What Are Infant Sleep Positioners?
An infant sleep positioner, also mistakenly called a crib wedge, is a product made to hold baby on his or her back or side during sleep.
Some are foam wedges or tubes attached to a mat that baby sleeps on, while others are padded plastic tubes with mesh on the sides. Some have a wedge-shaped mat underneath, with side bolsters attached to the wedge. All of them are designed to form a barrier on either side of the baby to prevent rolling.
What's the Problem?
In 2010, CPSC and FDA released a safety warning about infant sleep positioners. Thirteen babies have died while sleeping on a positioner, either because their face was pressed against the side, or because they rolled and became entrapped between the sleep positioner and the side of a crib or bassinet. Besides those reported deaths, CPSC has received dozens of reports of babies who were placed on their backs or sides to sleep in an infant sleep positioner, but were later found in an unsafe position.
The bottom line is that infant sleep positioners are not necessary. They may also introduce a suffocation or entrapment hazard into the crib.
After the federal safety warnings, most major manufacturers stopped making infant sleep positioners, and they became hard to find in stores. However, some are still available online.
You may also see these products at garage sales or second-hand shops. Most were not formally recalled, so a recall search may not indicate that there's a safety problem. Since used sleep positioners likely do not come with the original instructions, parents or caregivers may miss out on any warnings or critical usage directions, as well.

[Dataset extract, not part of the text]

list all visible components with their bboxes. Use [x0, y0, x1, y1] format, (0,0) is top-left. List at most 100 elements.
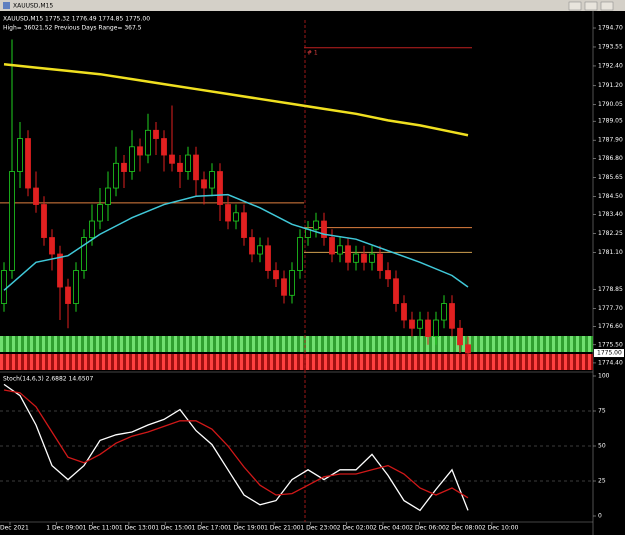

While many of these infant sleep positioners were sold with packaging that indicated they reduce the risk of SIDS, there's no evidence that shows that to be true, according to the FDA. Placing your baby on his or her back for sleep is highly recommended for SIDS prevention, but newborns don't need a special product to hold them in that position. Once your baby is old enough to roll over, placing baby on his or her back to sleep is still safest, but you don't need to keep re-positioning every time baby rolls over to find a comfortable position. Again, adding a product to try to prevent rolling just introduces a hazard.
Any time you add something to baby's crib, you increase the risk of suffocation or other hazards. You shouldn't try to use nursing pillows or other types of cushions in the crib to keep baby in position.
Rolled blankets or other homemade bolsters also create a suffocation hazard. Bouncers, baby seats or other small bassinets should never be placed inside the crib. In 2010, the Nap Nanny infant recliner was recalled because, in part, parents used it inside a crib, against the manufacturers recommendations, and more than one baby became trapped between the recliner and the side of the crib.
A crib wedge is actually a completely different category of sleep positioner, and is not included in the CPSC or FDA safety warnings. Crib wedges go underneath the crib mattress to elevate one end, which can help babies with reflux or some specific breathing issues. If your baby needs a crib wedge, you should discuss its use with your pediatrician. One example of a crib wedge is the Moonlight Slumber Little Dreamer Baby Wedge (Buy on Amazon).
This wedge has a waterproof, antimicrobial, hypoallergenic cover and a non-slip bottom. Most babies do not need a crib wedge, but if your baby does, it is not inherently unsafe like most other sleep positioners, as it does not create a space for baby to become entrapped or an in-crib barrier that could result in suffocation.